Dejurnal, Ciamis – Leuwi Pamipiran di Desa Tanjungsari, Kecamatan Sadananya, Kabupaten Ciamis, kian mengukuhkan diri sebagai destinasi wisata unggulan yang tidak hanya menawarkan keindahan alam, tetapi juga sarat dengan nilai tradisi, religi, dan cerita mistis yang melekat dalam keseharian masyarakat setempat.

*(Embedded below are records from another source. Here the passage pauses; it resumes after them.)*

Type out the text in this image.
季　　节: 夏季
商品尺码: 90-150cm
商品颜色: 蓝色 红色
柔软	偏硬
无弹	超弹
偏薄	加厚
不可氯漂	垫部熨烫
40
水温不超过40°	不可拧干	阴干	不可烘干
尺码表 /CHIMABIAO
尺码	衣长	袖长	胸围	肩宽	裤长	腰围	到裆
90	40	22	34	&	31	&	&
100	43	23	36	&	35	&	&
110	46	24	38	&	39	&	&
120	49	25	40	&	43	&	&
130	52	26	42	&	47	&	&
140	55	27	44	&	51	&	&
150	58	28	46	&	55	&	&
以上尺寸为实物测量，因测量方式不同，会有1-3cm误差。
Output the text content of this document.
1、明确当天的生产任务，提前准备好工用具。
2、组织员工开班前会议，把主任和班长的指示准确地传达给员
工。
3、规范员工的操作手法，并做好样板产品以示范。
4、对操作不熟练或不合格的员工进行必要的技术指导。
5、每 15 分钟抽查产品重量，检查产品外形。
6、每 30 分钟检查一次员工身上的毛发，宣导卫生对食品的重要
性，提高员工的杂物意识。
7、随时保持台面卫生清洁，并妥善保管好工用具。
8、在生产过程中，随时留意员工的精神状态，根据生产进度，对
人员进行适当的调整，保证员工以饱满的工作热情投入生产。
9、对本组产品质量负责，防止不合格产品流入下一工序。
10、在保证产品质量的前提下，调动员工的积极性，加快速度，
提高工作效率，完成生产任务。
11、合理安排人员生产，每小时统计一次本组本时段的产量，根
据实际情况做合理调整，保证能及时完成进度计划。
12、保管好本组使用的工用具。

Objek wisata yang dikelola Kelompok Bubuay Ligar tersebut berada di aliran Sungai Cipanyesehan. Kejernihan air, udara sejuk, serta panorama asri membuatnya ramai dikunjungi wisatawan dari dalam maupun luar daerah. Sejak resmi dibuka pada 2024, Leuwi Pamipiran tak sekadar menghadirkan wisata alam, tetapi juga menjadi ruang pelestarian kearifan lokal dan spiritual masyarakat.

Muslihudin, Ketua Kelompok Bubuay Ligar, menjelaskan bahwa nama Pamipiran berasal dari kebiasaan masyarakat dahulu kala.
“Karena derasnya arus sungai, warga yang hendak menyeberang terpaksa berjalan menyusuri tepian (mipir dalam bahasa Sunda). Dari situlah muncul sebutan Leuwi Pamipiran,” ujarnya
Muslihudin menerangkan untuk aliran Sungai Cipanyesehan sendiri menyimpan kisah turun-temurun tentang Nyai Dewi yang melahirkan di sekitar wilayah tersebut.
“Di aliran sungai inilah tempat Dewi tersebut mencuci kain bekas kelahiran, kisah itu kemudian menjadi bagian dari kearifan lokal warga Tanjungsari hingga kini dan dinamakan Sungai Cipanyeuseuhan,” terangnya Sabtu (06/09/2025)
Muslihudin menerangkan Leuwih Pamipiran tidak hanya sebagai obyek wisata alam, tetapi masih lekat terhubung dengan tradisi religi masyarakat.
“Lokasi ini dekat dengan makam keramat Kiai Tanjungsari, yang menjadi tujuan peziarah dari berbagai daerah. Bahkan, aliran air dari sisi kiri Leuwi diyakini berasal dari makam keramat tersebut dan dipercaya dapat menjadi media penyembuhan,” jelasnya.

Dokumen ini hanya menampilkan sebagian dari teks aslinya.